Engaging with My Audience
The most rewarding part so far about making and showing this work has been the reactions and conversations it has spurred. I have had so many people come up to me and tell me that “they don't get art” but have connected with my images. It’s been incredibly fun to see people looking at the images and then watching as the lightbulb moment clicks on as they understand what they are seeing and they start wanting to share moments in their own life where they have been anxious, or scared, or felt awkward and out of place. In the classroom I have found it has created an environment where students come to find me as an ally to discuss their own struggles with mental health. It is in this space where I believe artforms have always served as a vessel to approach uncomfortable conversations, to take moments and aspects of life and to reflect them back onto the world so people can see them and process them in a new way.
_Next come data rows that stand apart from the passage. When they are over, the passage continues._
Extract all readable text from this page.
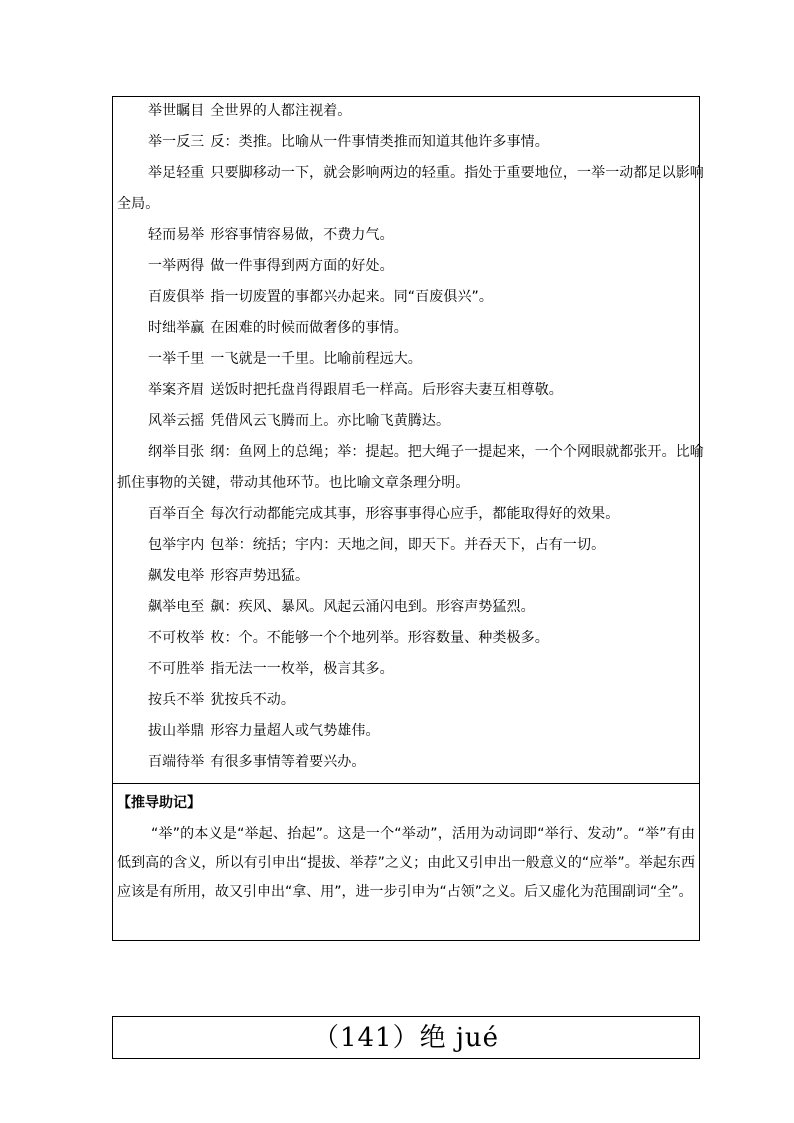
举世瞩目 全世界的人都注视着。
举一反三 反：类推。比喻从一件事情类推而知道其他许多事情。
举足轻重 只要脚移动一下，就会影响两边的轻重。指处于重要地位，一举一动都足以影响
全局。
轻而易举 形容事情容易做，不费力气。
一举两得 做一件事得到两方面的好处。
百废俱举 指一切废置的事都兴办起来。同“百废俱兴”。
时绌举赢 在困难的时候而做奢侈的事情。
一举千里 一飞就是一千里。比喻前程远大。
举案齐眉 送饭时把托盘肖得跟眉毛一样高。后形容夫妻互相尊敬。
风举云摇 凭借风云飞腾而上。亦比喻飞黄腾达。
纲举目张 纲：鱼网上的总绳；举：提起。把大绳子一提起来，一个个网眼就都张开。比喻
抓住事物的关键，带动其他环节。也比喻文章条理分明。
百举百全 每次行动都能完成其事，形容事事得心应手，都能取得好的效果。
包举宇内 包举：统括；宇内：天地之间，即天下。并吞天下，占有一切。
飙发电举 形容声势迅猛。
飙举电至 飙：疾风、暴风。风起云涌闪电到。形容声势猛烈。
不可枚举 枚：个。不能够一个个地列举。形容数量、种类极多。
不可胜举 指无法一一枚举，极言其多。
按兵不举 犹按兵不动。
拔山举鼎 形容力量超人或气势雄伟。
百端待举 有很多事情等着要兴办。
【推导助记】
“举”的本义是“举起、抬起”。这是一个“举动”，活用为动词即“举行、发动”。“举”有由低到高的含义，所以有引申出“提拔、举荐”之义；由此又引申出一般意义的“应举”。举起东西应该是有所用，故又引申出“拿、用”，进一步引申为“占领”之义。后又虚化为范围副词“全”。
（141）绝 jué
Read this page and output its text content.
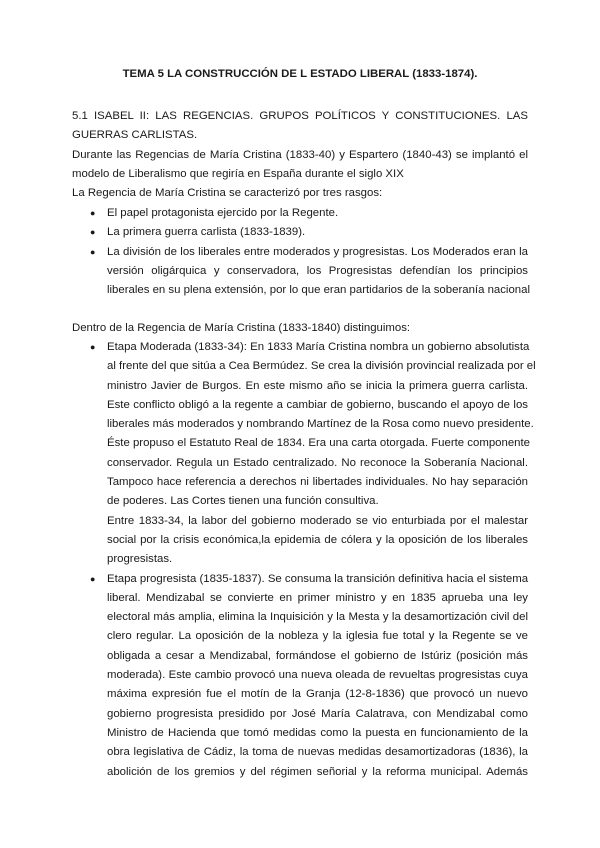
TEMA 5 LA CONSTRUCCIÓN DE L ESTADO LIBERAL (1833-1874).
5.1 ISABEL II: LAS REGENCIAS. GRUPOS POLÍTICOS Y CONSTITUCIONES. LAS
GUERRAS CARLISTAS.
Durante las Regencias de María Cristina (1833-40) y Espartero (1840-43) se implantó el
modelo de Liberalismo que regiría en España durante el siglo XIX
La Regencia de María Cristina se caracterizó por tres rasgos:
●	El papel protagonista ejercido por la Regente.
●	La primera guerra carlista (1833-1839).
●	La división de los liberales entre moderados y progresistas. Los Moderados eran la
versión oligárquica y conservadora, los Progresistas defendían los principios
liberales en su plena extensión, por lo que eran partidarios de la soberanía nacional
Dentro de la Regencia de María Cristina (1833-1840) distinguimos:
●	Etapa Moderada (1833-34): En 1833 María Cristina nombra un gobierno absolutista
al frente del que sitúa a Cea Bermúdez. Se crea la división provincial realizada por el
ministro Javier de Burgos. En este mismo año se inicia la primera guerra carlista.
Este conflicto obligó a la regente a cambiar de gobierno, buscando el apoyo de los
liberales más moderados y nombrando Martínez de la Rosa como nuevo presidente.
Éste propuso el Estatuto Real de 1834. Era una carta otorgada. Fuerte componente
conservador. Regula un Estado centralizado. No reconoce la Soberanía Nacional.
Tampoco hace referencia a derechos ni libertades individuales. No hay separación
de poderes. Las Cortes tienen una función consultiva.
Entre 1833-34, la labor del gobierno moderado se vio enturbiada por el malestar
social por la crisis económica,la epidemia de cólera y la oposición de los liberales
progresistas.
●	Etapa progresista (1835-1837). Se consuma la transición definitiva hacia el sistema
liberal. Mendizabal se convierte en primer ministro y en 1835 aprueba una ley
electoral más amplia, elimina la Inquisición y la Mesta y la desamortización civil del
clero regular. La oposición de la nobleza y la iglesia fue total y la Regente se ve
obligada a cesar a Mendizabal, formándose el gobierno de Istúriz (posición más
moderada). Este cambio provocó una nueva oleada de revueltas progresistas cuya
máxima expresión fue el motín de la Granja (12-8-1836) que provocó un nuevo
gobierno progresista presidido por José María Calatrava, con Mendizabal como
Ministro de Hacienda que tomó medidas como la puesta en funcionamiento de la
obra legislativa de Cádiz, la toma de nuevas medidas desamortizadoras (1836), la
abolición de los gremios y del régimen señorial y la reforma municipal. Además
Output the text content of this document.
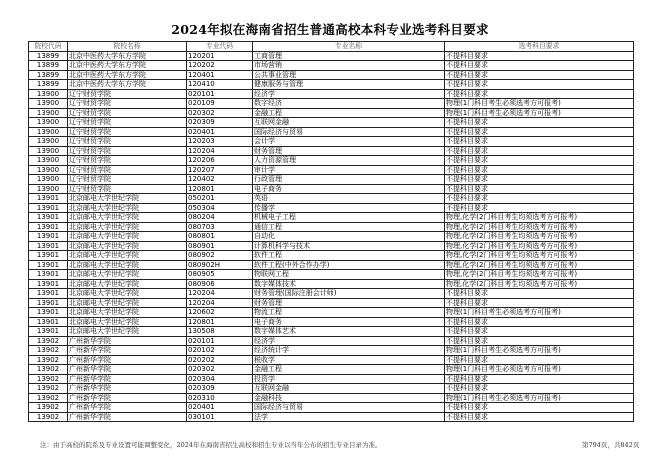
2024年拟在海南省招生普通高校本科专业选考科目要求
院校代码	院校名称	专业代码	专业名称	选考科目要求
13899	北京中医药大学东方学院	120201	工商管理	不提科目要求
13899	北京中医药大学东方学院	120202	市场营销	不提科目要求
13899	北京中医药大学东方学院	120401	公共事业管理	不提科目要求
13899	北京中医药大学东方学院	120410	健康服务与管理	不提科目要求
13900	辽宁财贸学院	020101	经济学	不提科目要求
13900	辽宁财贸学院	020109	数字经济	物理(1门科目考生必须选考方可报考)
13900	辽宁财贸学院	020302	金融工程	物理(1门科目考生必须选考方可报考)
13900	辽宁财贸学院	020309	互联网金融	不提科目要求
13900	辽宁财贸学院	020401	国际经济与贸易	不提科目要求
13900	辽宁财贸学院	120203	会计学	不提科目要求
13900	辽宁财贸学院	120204	财务管理	不提科目要求
13900	辽宁财贸学院	120206	人力资源管理	不提科目要求
13900	辽宁财贸学院	120207	审计学	不提科目要求
13900	辽宁财贸学院	120402	行政管理	不提科目要求
13900	辽宁财贸学院	120801	电子商务	不提科目要求
13901	北京邮电大学世纪学院	050201	英语	不提科目要求
13901	北京邮电大学世纪学院	050304	传播学	不提科目要求
13901	北京邮电大学世纪学院	080204	机械电子工程	物理,化学(2门科目考生均须选考方可报考)
13901	北京邮电大学世纪学院	080703	通信工程	物理,化学(2门科目考生均须选考方可报考)
13901	北京邮电大学世纪学院	080801	自动化	物理,化学(2门科目考生均须选考方可报考)
13901	北京邮电大学世纪学院	080901	计算机科学与技术	物理,化学(2门科目考生均须选考方可报考)
13901	北京邮电大学世纪学院	080902	软件工程	物理,化学(2门科目考生均须选考方可报考)
13901	北京邮电大学世纪学院	080902H	软件工程(中外合作办学)	物理,化学(2门科目考生均须选考方可报考)
13901	北京邮电大学世纪学院	080905	物联网工程	物理,化学(2门科目考生均须选考方可报考)
13901	北京邮电大学世纪学院	080906	数字媒体技术	物理,化学(2门科目考生均须选考方可报考)
13901	北京邮电大学世纪学院	120204	财务管理(国际注册会计师)	不提科目要求
13901	北京邮电大学世纪学院	120204	财务管理	不提科目要求
13901	北京邮电大学世纪学院	120602	物流工程	物理(1门科目考生必须选考方可报考)
13901	北京邮电大学世纪学院	120801	电子商务	不提科目要求
13901	北京邮电大学世纪学院	130508	数字媒体艺术	不提科目要求
13902	广州新华学院	020101	经济学	不提科目要求
13902	广州新华学院	020102	经济统计学	物理(1门科目考生必须选考方可报考)
13902	广州新华学院	020202	税收学	不提科目要求
13902	广州新华学院	020302	金融工程	物理(1门科目考生必须选考方可报考)
13902	广州新华学院	020304	投资学	不提科目要求
13902	广州新华学院	020309	互联网金融	不提科目要求
13902	广州新华学院	020310	金融科技	物理(1门科目考生必须选考方可报考)
13902	广州新华学院	020401	国际经济与贸易	不提科目要求
13902	广州新华学院	030101	法学	不提科目要求
注：由于高校的院系及专业设置可能调整变化，2024年在海南省招生高校和招生专业以当年公布的招生专业目录为准。	第794页，共842页
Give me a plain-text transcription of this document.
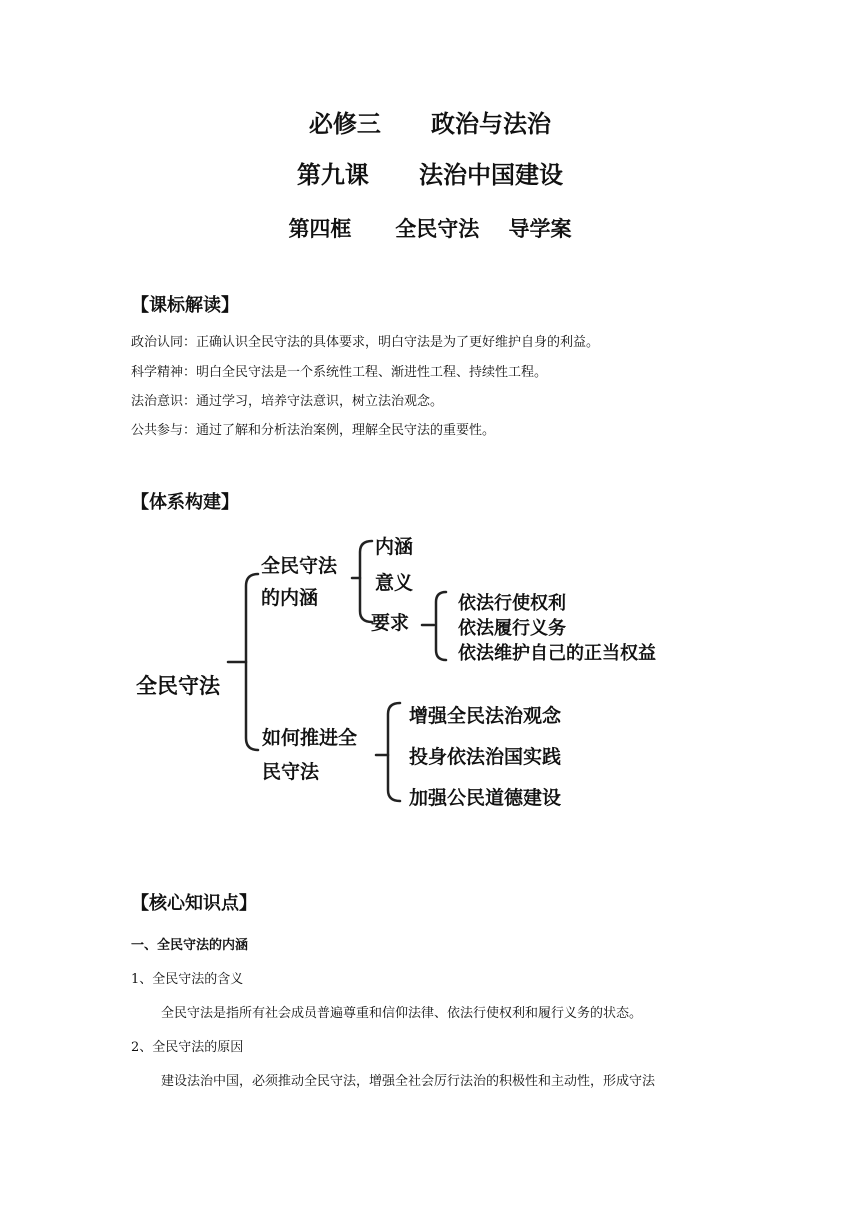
必修三      政治与法治
第九课      法治中国建设
第四框      全民守法    导学案
【课标解读】
政治认同：正确认识全民守法的具体要求，明白守法是为了更好维护自身的利益。
科学精神：明白全民守法是一个系统性工程、渐进性工程、持续性工程。
法治意识：通过学习，培养守法意识，树立法治观念。
公共参与：通过了解和分析法治案例，理解全民守法的重要性。
【体系构建】
全民守法
全民守法
的内涵
内涵
意义
要求
依法行使权利
依法履行义务
依法维护自己的正当权益
如何推进全
民守法
增强全民法治观念
投身依法治国实践
加强公民道德建设
【核心知识点】
一、全民守法的内涵
1、全民守法的含义
全民守法是指所有社会成员普遍尊重和信仰法律、依法行使权利和履行义务的状态。
2、全民守法的原因
建设法治中国，必须推动全民守法，增强全社会厉行法治的积极性和主动性，形成守法
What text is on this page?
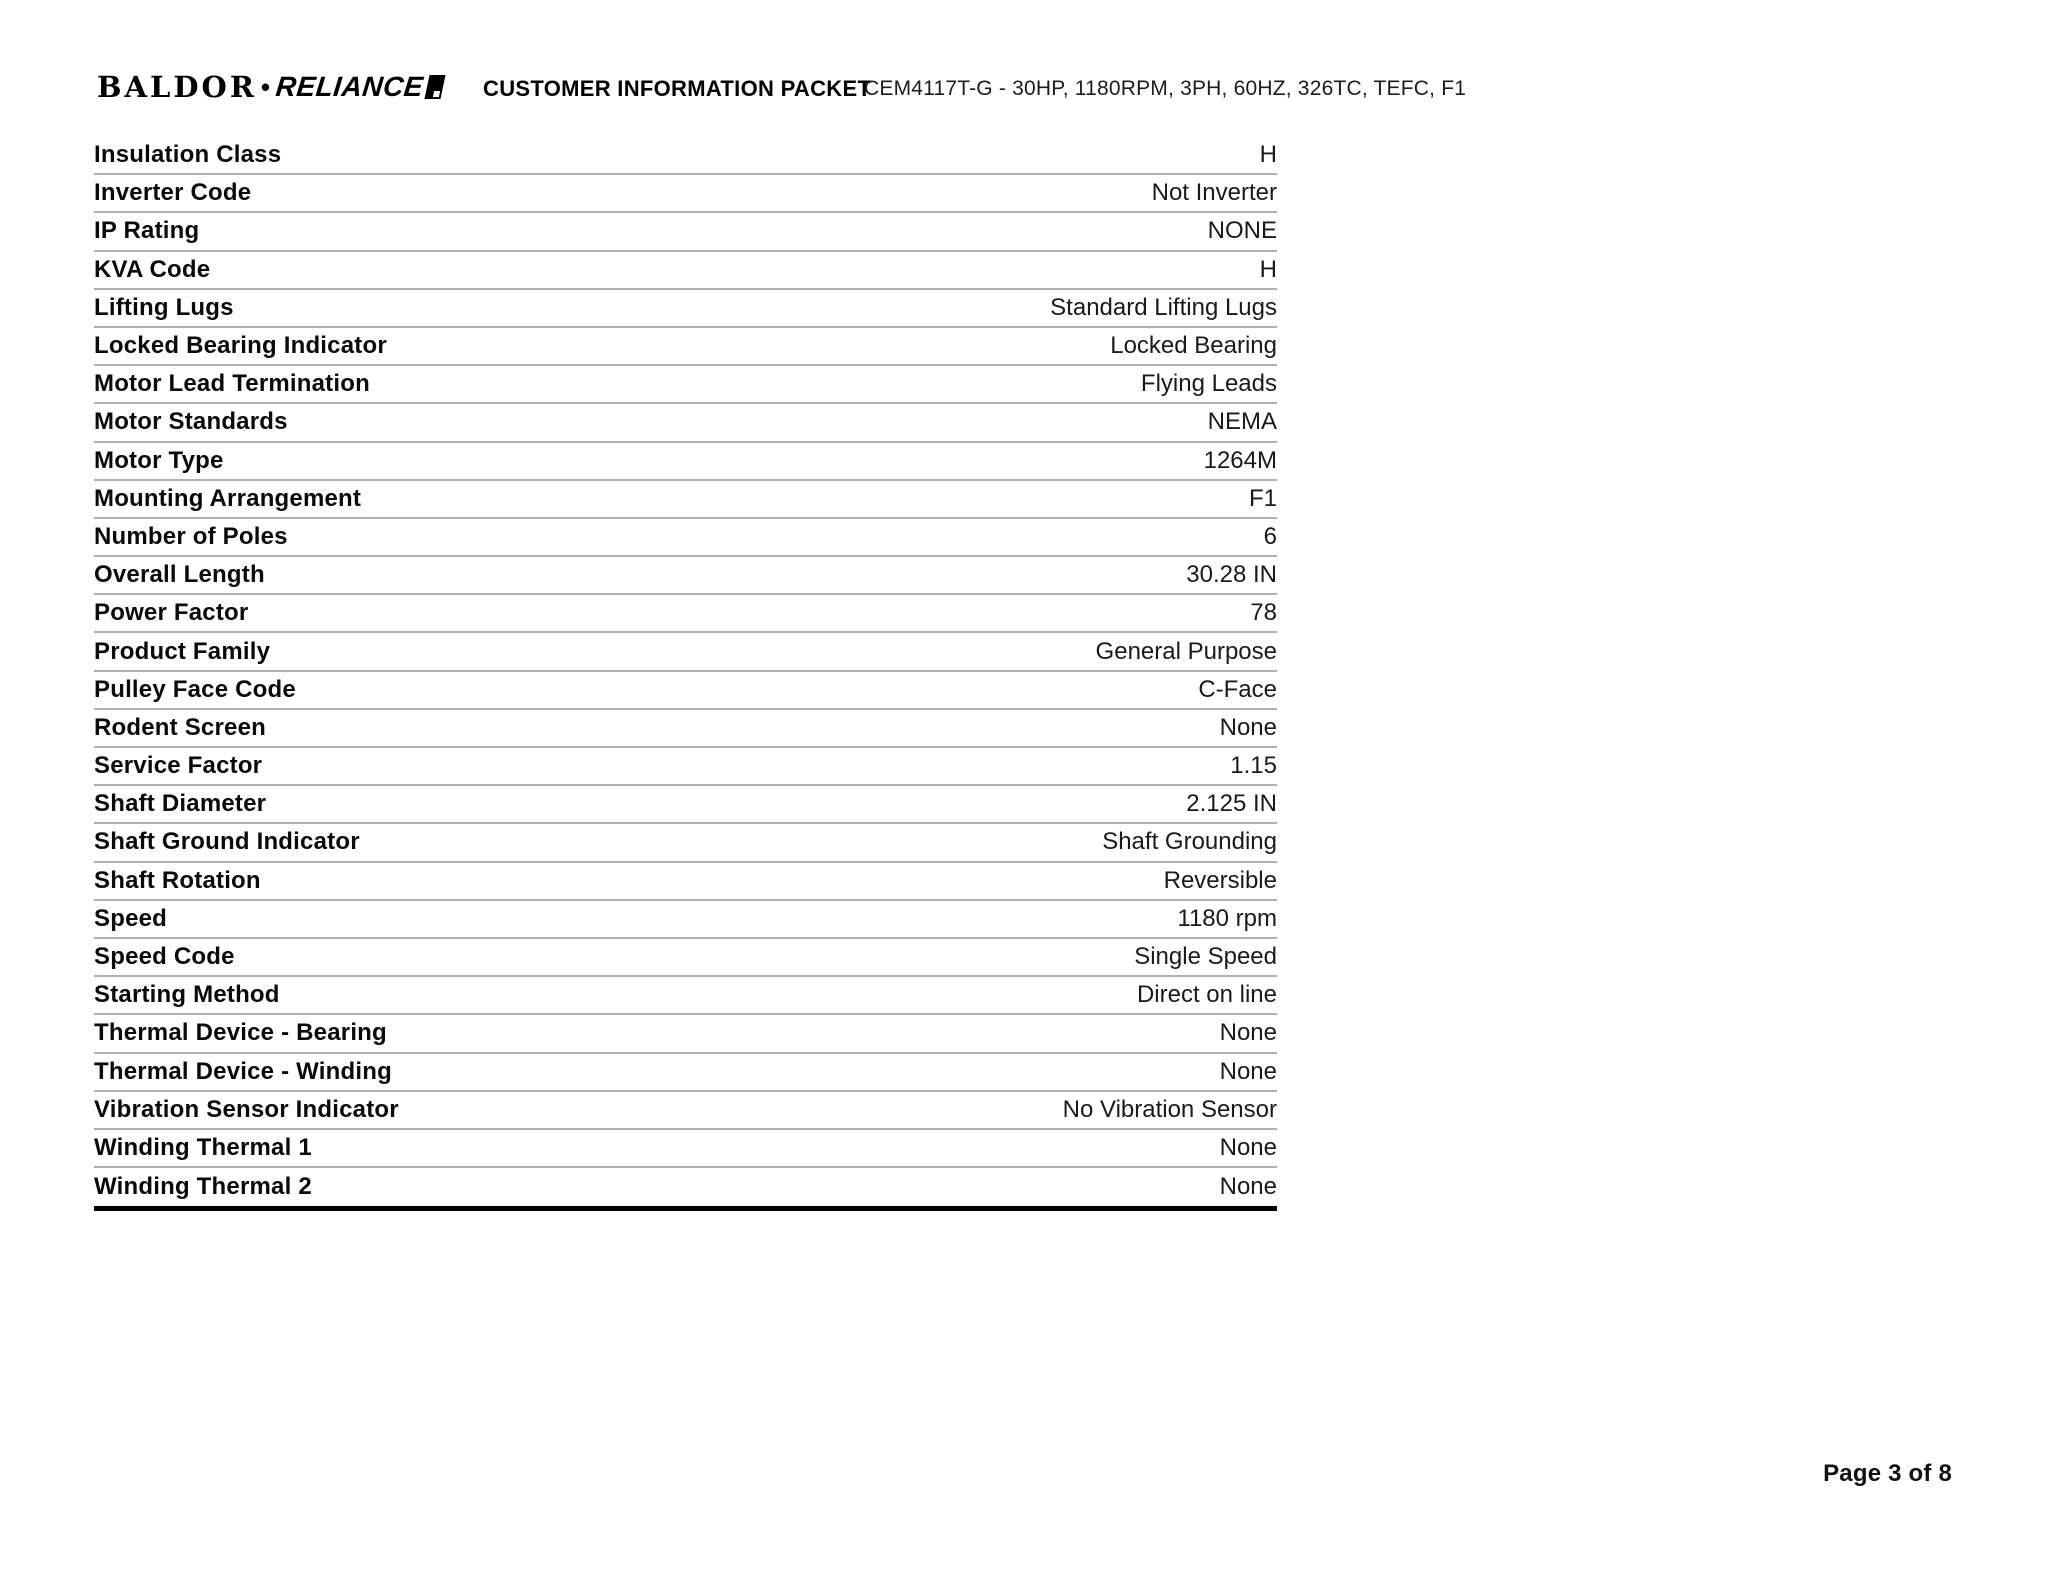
BALDOR • RELIANCE	CUSTOMER INFORMATION PACKET
CEM4117T-G - 30HP, 1180RPM, 3PH, 60HZ, 326TC, TEFC, F1
Insulation Class	H
Inverter Code	Not Inverter
IP Rating	NONE
KVA Code	H
Lifting Lugs	Standard Lifting Lugs
Locked Bearing Indicator	Locked Bearing
Motor Lead Termination	Flying Leads
Motor Standards	NEMA
Motor Type	1264M
Mounting Arrangement	F1
Number of Poles	6
Overall Length	30.28 IN
Power Factor	78
Product Family	General Purpose
Pulley Face Code	C-Face
Rodent Screen	None
Service Factor	1.15
Shaft Diameter	2.125 IN
Shaft Ground Indicator	Shaft Grounding
Shaft Rotation	Reversible
Speed	1180 rpm
Speed Code	Single Speed
Starting Method	Direct on line
Thermal Device - Bearing	None
Thermal Device - Winding	None
Vibration Sensor Indicator	No Vibration Sensor
Winding Thermal 1	None
Winding Thermal 2	None
Page 3 of 8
I was asked to write this blog post about my work and to be honest with you, I didn't really want to do it. I didn’t really seek out to make work that tackled the topic of mental health. Heck, I resisted making these images that had been in my head for about eight years. But this is now the space I find myself in, and frankly, I'm okay with that. My travel photography has always tended to poke fun at the silliness and absurdity of human beings and in some ways this new body of work isn't much different. In the anxiety world we talk about anxiety being a “paper tiger”: something that on the surface seems scary and life threatening, but when examined closer or when it is challenged, it simply falls apart. This work has created a space for more meaningful and personal conversations with people than really any other work I have done before. In the end that in many ways is more of the “Art” than the pictures hanging in the gallery. There are conditions and states of mind that are so universal in their shared experience in just being human, yet when they are happening to us they can feel so personal and isolating. Through the conversations we have with others that perhaps were sparked by these photographs, or this blog post or something else, I hope you can see (and remember) that whether you are feeling anxious, depressed, uneasy, or any other type of emotion, you are not alone. And to that voice inside your head who may be more negative than positive, it’s okay to give that voice some space to throw a tantrum, to be negative, or to make you worry; but you can also learn to not take them so seriously…like the friend we let go on a rant and then we kinda just roll our eyes and go “yeah, okay man…” and go about our day. My voice, his name is Carl. And Carl is an asshole.